Among the most talked-about appearances was the nuclear-capable Dongfeng-41, or DF-41, intercontinental ballistic missile (ICBM). With an estimated range of some 7,460 to 9,320 miles, it has been hailed as the world's longest-range missile and may be capable of carrying up to 10 warheads at Mach 25⁠—or 25 times the speed of sound⁠—across the globe, potentially striking the U.S. in about a half-hour, according to the Center for Strategic and International Studies.

Other ICBMs included the recently-developed DF-31AG and the massive DF-5B a Cold War-era staple of China's missile force. A modern addition to China's medium-range arsenal spotted Tuesday included the Dongfeng-17, or DF-17, which was believed to be part of a new generation of hypersonic missiles reportedly capable of thwarting all existing defense systems using a highly-maneuverable glide vehicle.

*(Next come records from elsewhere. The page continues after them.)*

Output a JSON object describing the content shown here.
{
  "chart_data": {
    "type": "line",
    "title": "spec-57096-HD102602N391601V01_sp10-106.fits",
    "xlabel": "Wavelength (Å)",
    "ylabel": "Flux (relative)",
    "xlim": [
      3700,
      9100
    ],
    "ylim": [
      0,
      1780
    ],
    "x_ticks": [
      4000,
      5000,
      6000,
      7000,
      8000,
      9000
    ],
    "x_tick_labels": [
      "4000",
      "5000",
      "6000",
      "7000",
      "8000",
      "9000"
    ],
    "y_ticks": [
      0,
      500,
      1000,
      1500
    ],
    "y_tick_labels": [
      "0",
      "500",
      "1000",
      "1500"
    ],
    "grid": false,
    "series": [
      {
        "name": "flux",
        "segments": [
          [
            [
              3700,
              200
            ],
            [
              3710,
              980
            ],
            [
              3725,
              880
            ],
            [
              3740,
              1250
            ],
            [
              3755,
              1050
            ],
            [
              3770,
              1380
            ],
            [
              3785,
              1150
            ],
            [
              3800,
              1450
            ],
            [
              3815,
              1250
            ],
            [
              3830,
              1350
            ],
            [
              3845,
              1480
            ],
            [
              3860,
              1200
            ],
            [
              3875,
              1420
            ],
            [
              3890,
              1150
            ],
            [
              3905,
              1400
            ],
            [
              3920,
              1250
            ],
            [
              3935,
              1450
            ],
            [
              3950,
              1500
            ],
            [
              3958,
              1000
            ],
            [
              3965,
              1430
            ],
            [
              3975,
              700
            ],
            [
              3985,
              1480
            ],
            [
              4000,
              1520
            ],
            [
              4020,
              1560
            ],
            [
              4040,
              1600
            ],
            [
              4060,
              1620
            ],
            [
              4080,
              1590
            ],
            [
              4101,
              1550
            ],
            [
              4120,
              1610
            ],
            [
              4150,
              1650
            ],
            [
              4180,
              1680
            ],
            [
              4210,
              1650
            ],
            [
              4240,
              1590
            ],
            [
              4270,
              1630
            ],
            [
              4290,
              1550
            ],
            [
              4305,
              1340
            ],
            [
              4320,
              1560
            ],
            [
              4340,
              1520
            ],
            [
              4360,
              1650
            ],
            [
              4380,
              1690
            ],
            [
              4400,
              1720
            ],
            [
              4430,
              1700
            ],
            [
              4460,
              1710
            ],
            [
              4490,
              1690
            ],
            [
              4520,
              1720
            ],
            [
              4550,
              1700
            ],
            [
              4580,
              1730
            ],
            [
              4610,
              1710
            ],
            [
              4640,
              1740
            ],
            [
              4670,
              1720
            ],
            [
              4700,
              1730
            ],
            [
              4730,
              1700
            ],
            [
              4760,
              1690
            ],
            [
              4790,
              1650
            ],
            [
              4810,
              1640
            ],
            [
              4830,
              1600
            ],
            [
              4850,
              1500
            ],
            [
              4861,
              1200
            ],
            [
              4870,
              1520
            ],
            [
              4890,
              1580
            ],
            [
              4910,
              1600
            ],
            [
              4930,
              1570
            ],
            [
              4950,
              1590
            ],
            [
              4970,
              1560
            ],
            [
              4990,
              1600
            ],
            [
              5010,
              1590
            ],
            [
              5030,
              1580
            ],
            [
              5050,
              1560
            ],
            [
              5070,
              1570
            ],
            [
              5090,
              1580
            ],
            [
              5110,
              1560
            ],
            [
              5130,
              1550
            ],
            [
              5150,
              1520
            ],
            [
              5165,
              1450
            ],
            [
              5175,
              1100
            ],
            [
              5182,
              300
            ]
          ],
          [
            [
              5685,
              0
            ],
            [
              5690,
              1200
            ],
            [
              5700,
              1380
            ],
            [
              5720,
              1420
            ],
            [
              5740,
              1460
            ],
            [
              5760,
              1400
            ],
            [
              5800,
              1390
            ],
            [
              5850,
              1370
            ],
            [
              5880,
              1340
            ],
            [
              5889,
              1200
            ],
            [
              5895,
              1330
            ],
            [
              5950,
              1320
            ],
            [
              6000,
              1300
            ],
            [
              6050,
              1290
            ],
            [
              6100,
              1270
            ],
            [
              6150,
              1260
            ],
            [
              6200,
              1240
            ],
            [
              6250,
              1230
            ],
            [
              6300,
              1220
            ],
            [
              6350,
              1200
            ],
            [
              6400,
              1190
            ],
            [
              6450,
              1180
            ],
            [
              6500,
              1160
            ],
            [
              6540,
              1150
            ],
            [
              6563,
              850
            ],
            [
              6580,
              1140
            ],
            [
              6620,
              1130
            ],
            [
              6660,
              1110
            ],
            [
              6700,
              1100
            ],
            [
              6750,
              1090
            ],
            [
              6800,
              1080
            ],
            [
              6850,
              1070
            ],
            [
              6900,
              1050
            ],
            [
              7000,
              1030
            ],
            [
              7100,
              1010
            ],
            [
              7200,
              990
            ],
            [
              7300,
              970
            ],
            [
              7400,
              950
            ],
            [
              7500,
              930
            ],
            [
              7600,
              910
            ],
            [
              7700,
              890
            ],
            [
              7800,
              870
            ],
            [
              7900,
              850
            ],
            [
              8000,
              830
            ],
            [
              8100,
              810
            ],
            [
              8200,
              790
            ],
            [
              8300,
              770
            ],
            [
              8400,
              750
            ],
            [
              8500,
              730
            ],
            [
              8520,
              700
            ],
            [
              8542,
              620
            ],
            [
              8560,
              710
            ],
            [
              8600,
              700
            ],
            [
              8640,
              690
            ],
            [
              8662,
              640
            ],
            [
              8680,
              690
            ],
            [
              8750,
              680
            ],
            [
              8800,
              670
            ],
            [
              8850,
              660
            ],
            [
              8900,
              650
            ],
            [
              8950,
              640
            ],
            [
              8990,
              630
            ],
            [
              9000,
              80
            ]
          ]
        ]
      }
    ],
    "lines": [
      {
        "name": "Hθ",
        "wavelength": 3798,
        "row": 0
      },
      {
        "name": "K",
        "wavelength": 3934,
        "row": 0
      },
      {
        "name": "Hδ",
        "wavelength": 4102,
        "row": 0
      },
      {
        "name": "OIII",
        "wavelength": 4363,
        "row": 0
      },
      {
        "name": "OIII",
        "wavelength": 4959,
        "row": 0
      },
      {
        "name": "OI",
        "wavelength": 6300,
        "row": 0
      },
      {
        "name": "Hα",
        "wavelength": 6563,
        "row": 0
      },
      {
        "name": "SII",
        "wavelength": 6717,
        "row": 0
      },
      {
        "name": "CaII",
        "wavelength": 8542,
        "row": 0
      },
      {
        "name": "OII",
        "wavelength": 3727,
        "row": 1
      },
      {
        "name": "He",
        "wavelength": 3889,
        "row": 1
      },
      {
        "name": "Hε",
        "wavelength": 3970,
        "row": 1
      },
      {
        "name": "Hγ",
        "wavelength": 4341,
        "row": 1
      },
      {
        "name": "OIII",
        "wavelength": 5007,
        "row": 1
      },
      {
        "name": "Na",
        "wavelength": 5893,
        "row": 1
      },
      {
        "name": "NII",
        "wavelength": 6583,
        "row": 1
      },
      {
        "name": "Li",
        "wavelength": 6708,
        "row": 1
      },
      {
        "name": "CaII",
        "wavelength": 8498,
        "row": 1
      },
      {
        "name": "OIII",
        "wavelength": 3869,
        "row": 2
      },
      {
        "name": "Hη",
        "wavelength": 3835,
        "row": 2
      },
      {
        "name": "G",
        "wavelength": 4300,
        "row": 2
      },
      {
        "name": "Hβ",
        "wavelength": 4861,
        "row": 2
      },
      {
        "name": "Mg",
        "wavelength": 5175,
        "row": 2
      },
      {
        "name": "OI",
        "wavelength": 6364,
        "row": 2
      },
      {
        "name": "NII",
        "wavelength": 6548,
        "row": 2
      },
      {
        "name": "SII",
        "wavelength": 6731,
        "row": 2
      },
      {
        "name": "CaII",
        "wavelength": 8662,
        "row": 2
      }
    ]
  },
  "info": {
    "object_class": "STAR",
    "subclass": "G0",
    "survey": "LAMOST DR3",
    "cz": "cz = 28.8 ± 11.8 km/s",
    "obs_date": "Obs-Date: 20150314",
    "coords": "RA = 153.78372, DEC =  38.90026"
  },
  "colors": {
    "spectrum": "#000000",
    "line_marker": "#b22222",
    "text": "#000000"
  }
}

Another featured medium-range ballistic missile known as the DF-21 has been nicknamed "carrier killer" due to the threat it posed to U.S. aircraft carriers challenging Chinese claims in the Pacific. It has a range of around 1,330 miles and has land-attack and anti-ship variants.

Beijing has developed a comprehensive arsenal of medium and intermediate-range weapons, including the so-called "Guam killer" DF-26 also seen Tuesday, giving it a distinct advantage over Washington and Moscow, which in 1987 signed the Intermediate-range Nuclear Forces (INF) Treaty banning such weapons. With the U.S. leaving the deal last month and Russia following shortly after, however, Chinese and Russian officials have warned of a potential "arms race" erupting among the world's top military powers.

Further showing off its push to prepare for combat in the 21st century, Chinese forces also unveiled a fleet of stealth drones, including the high-flying, high-speed WZ-8 and the GJ-2 and GJ-11 combat-capable unmanned aerial vehicles.

china military missile arsenal range chart
A chart designed by the Center for Strategic and International Studies' Missile Defense Project displays some of China's most advanced missiles as of June 15, 2018. Center for Strategic and International Studies Missile Defense Project

While still lagging behind the Pentagon's overall military strength, China's growing defense capabilities have repeatedly elicited concerns from the U.S. Last week, the Congressional Research Service released a report detailing the Beijing's ascension as a leading naval power.

"China's navy is viewed as posing a major challenge to the U.S. Navy's ability to achieve and maintain wartime control of blue-water ocean areas in the Western Pacific—the first such challenge the U.S. Navy has faced since the end of the Cold War—and forms a key element of a Chinese challenge to the long-standing status of the United States as the leading military power in the Western Pacific," the report found.

This assessment, which came just as Nimitz-class supercarrier USS Ronald Reagan defied China by sailing the South China Sea, was rejected by Chinese Defense Ministry spokesperson Senior Ren Guoqiang, who told reporters Friday that "the U.S. side loves to take petty actions just before China's major holidays, but history has proved that no petty actions can affect the overall development of the Chinese military and the nation."

While Secretary of State Mike Pompeo did, in fact, wish "the people of China happiness, health, peace and prosperity in the year to come" ahead of Tuesday's National Day, President Donald Trump offered a more sarcastic message Monday amid his multi-billion dollar trade dispute with Xi, tweeting: "We are winning, and we will win. They should not have broken the deal we had with them. Happy Birthday China!"

The following day, he issued a more neutral message: "Congratulations to President Xi and the Chinese people on the 70th Anniversary of the People's Republic of China!"